Question: How can you tell the difference between when Isaiah is speaking about the Lord and when he is speaking about the servant?
Answer: Whereas the Lord identifies himself as the God of Israel, the servant does not. Each refers to the other as a different person than himself. Yet, both suffer in the course of serving as saviors to God’s people. The Lord delivers them everlastingly from sin, whereas the servant delivers them physically from destruction at the end of the world. As a temporal savior, the servant prepares the way among all of God’s people for the coming of the Lord to reign on the earth.
Isaiah additionally identifies the servant under different personas and under pseudonyms that serve as codenames, revealing a prophecy within a prophecy. Although often referred to as God’s “servant,” he also appears as a new Abraham, Moses, Joshua, Gideon, David, Solomon, and Cyrus as he fulfills many temporal end-time roles patterned after theirs. Each of these roles is temporal in nature and an integral part of implementing the end-time restoration of the house of Israel.
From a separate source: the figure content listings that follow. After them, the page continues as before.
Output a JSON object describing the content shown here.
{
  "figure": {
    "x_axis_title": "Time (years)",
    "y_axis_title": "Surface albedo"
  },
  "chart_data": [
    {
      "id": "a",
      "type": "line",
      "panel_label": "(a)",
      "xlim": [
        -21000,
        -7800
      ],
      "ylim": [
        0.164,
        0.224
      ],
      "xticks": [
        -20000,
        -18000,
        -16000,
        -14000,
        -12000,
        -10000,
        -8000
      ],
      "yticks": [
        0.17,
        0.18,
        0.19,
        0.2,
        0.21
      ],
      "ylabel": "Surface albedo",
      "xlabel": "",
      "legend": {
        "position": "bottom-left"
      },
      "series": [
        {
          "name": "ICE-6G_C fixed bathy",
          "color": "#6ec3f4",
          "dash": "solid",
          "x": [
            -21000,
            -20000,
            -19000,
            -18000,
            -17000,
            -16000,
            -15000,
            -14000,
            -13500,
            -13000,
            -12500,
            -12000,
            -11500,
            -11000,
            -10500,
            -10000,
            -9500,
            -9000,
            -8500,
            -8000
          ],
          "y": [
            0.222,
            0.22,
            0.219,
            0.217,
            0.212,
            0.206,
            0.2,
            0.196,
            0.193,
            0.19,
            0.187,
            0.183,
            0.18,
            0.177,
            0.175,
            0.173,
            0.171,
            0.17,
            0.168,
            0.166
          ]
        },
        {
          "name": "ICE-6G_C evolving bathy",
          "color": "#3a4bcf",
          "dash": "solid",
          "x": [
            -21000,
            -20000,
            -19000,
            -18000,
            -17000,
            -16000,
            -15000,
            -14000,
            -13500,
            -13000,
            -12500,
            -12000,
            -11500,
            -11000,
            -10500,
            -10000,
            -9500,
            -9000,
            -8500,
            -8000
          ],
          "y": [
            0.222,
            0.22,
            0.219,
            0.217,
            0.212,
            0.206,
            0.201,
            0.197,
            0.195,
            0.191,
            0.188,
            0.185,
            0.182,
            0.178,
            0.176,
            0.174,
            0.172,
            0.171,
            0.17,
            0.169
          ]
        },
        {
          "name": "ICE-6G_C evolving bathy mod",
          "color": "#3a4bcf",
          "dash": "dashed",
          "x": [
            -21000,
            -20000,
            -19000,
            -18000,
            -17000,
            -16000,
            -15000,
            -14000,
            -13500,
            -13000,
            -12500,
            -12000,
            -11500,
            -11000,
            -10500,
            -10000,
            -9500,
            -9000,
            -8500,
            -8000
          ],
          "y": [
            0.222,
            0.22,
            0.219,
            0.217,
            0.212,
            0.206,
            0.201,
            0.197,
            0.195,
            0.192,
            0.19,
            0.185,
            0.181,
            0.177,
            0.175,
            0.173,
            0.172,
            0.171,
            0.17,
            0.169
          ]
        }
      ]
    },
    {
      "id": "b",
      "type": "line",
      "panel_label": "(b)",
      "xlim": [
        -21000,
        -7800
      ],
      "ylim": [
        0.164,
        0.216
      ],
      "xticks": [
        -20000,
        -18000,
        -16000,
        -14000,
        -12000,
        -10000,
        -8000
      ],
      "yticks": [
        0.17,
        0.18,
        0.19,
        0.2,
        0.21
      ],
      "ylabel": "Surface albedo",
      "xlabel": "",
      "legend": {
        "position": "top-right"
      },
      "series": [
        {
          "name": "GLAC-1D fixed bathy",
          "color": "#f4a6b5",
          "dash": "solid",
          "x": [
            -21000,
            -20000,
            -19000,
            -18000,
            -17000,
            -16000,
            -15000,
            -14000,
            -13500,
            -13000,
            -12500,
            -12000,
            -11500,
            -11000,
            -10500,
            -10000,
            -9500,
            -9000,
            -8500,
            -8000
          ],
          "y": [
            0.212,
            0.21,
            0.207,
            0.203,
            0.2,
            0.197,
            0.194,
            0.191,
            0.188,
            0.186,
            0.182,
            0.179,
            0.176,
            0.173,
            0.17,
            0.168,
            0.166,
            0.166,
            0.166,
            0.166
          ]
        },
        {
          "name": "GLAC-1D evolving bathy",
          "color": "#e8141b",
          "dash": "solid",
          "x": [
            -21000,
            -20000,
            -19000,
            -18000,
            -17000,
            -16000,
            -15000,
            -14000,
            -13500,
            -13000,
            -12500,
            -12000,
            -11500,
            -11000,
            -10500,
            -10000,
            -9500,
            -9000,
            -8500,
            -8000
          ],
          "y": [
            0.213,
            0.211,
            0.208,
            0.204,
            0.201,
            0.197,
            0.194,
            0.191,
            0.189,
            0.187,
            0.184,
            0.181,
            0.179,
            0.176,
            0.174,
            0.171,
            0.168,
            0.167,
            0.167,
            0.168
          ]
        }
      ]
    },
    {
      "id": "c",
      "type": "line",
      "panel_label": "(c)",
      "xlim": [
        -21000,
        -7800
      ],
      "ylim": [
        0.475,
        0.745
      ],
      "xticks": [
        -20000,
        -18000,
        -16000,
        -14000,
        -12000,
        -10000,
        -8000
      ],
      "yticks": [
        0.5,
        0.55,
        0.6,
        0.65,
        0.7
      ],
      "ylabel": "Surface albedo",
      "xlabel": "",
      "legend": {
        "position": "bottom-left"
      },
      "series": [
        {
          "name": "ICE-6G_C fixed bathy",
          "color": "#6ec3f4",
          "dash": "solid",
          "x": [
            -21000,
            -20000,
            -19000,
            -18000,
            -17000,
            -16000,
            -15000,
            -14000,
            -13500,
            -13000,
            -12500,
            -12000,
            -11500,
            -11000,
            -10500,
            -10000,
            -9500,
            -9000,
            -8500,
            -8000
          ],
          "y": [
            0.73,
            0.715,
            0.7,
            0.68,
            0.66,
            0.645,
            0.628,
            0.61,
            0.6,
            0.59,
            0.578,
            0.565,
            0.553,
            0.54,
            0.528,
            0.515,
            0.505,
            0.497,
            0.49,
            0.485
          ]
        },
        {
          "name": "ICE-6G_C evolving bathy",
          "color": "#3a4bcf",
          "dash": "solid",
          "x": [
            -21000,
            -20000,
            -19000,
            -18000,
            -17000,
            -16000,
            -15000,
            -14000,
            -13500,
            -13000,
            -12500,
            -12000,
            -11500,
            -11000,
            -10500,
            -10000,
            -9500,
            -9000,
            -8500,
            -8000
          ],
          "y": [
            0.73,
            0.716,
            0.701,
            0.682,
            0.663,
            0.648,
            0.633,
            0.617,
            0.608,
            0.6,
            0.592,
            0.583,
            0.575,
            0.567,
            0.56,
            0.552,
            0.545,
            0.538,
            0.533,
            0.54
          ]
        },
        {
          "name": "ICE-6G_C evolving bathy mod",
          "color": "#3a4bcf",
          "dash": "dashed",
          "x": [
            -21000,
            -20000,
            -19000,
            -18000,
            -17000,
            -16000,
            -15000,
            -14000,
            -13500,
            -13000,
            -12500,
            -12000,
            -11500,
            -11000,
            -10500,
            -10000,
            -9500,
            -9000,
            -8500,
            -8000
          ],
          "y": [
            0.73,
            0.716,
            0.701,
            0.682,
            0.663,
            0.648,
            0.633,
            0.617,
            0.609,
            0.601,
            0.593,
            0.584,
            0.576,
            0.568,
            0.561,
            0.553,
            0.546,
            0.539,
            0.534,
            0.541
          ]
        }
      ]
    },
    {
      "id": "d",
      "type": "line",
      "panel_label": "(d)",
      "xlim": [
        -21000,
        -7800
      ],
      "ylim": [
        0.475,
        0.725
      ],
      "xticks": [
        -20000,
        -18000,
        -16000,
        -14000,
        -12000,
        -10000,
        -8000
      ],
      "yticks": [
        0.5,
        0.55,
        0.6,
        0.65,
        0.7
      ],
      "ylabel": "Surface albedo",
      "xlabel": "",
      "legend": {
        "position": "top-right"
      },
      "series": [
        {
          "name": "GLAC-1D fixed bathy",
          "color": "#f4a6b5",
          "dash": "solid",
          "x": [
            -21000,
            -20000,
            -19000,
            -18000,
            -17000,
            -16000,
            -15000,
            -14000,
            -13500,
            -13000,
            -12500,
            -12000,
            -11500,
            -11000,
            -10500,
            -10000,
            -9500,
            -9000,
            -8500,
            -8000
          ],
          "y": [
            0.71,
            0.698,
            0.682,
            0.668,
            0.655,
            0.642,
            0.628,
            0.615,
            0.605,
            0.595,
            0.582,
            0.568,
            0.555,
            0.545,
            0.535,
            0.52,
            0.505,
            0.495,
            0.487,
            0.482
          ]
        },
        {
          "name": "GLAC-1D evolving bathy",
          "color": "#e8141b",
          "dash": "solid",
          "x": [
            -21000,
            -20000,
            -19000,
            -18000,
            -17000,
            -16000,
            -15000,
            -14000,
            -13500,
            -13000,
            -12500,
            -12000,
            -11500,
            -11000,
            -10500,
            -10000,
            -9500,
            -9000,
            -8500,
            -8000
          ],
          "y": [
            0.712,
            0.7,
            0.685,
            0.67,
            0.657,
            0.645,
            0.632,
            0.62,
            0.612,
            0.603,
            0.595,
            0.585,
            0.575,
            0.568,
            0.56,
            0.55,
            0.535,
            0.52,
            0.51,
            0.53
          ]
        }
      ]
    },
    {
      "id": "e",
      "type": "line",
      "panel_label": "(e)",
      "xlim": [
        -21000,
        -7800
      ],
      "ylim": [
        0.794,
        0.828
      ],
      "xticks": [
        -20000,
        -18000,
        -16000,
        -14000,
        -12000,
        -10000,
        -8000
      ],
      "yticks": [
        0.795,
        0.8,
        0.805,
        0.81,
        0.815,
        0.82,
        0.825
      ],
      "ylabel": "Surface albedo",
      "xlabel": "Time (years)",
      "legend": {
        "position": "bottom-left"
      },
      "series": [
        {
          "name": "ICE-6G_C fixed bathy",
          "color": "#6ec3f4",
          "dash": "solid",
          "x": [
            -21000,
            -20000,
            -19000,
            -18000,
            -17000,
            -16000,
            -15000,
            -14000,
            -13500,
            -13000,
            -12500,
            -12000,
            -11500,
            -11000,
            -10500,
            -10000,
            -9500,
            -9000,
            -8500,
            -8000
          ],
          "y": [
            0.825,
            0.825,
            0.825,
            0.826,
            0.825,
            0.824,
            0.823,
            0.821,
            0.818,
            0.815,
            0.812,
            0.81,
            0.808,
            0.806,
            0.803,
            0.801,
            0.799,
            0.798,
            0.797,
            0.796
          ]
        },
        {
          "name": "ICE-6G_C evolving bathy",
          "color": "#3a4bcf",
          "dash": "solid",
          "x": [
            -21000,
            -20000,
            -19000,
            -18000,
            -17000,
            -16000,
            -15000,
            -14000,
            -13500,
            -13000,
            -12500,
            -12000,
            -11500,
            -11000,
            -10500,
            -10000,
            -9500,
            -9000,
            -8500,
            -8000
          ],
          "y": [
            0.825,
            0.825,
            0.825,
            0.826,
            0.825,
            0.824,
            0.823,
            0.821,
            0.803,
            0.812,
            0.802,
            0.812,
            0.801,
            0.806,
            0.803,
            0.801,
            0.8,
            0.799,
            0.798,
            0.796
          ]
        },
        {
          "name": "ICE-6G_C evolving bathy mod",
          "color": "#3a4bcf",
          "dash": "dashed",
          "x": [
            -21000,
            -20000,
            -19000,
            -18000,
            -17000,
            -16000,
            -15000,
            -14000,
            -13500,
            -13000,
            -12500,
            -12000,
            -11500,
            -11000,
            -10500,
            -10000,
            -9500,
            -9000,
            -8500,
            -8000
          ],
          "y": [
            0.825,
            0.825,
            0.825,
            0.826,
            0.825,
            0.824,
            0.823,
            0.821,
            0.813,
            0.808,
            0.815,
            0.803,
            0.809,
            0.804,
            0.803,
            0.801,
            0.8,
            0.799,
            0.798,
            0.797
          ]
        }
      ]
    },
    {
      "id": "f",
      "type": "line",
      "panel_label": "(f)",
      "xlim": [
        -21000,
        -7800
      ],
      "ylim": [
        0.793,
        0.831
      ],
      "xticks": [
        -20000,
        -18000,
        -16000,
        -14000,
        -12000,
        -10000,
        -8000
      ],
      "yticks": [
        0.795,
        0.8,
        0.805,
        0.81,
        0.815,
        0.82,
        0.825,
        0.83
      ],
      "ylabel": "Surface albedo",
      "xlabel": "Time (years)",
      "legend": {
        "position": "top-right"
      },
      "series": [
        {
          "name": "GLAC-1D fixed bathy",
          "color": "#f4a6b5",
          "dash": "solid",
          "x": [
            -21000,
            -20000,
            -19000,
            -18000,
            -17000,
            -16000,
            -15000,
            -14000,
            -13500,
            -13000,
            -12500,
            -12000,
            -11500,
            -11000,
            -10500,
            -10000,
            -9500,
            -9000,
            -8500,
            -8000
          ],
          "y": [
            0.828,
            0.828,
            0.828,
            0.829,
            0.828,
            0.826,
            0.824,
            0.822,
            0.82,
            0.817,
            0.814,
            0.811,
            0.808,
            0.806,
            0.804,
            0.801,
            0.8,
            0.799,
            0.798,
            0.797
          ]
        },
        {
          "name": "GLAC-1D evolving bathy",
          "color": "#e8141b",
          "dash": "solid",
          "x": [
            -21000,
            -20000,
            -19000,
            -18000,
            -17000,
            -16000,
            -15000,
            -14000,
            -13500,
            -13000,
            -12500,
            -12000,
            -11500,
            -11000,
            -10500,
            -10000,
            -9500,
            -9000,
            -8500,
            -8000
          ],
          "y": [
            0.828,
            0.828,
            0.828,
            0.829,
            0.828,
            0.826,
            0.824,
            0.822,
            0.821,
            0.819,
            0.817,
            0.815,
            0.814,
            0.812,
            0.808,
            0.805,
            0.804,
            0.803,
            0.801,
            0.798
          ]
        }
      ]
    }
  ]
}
Although the Lord “took upon him the form of a servant” (Philippians 2:7)—a proxy savior under the terms of the Davidic Covenant—he is never called a servant. Identified as the God of Israel and the King of Zion in the Book of Isaiah, his sufferings for the sins of his people pay the price of all salvation, spiritual and temporal. Isaiah names him his people’s “Salvation,” a divine attribute that he personifies. The name Jesus—yeshua in Hebrew—thus appropriately means “Salvation.”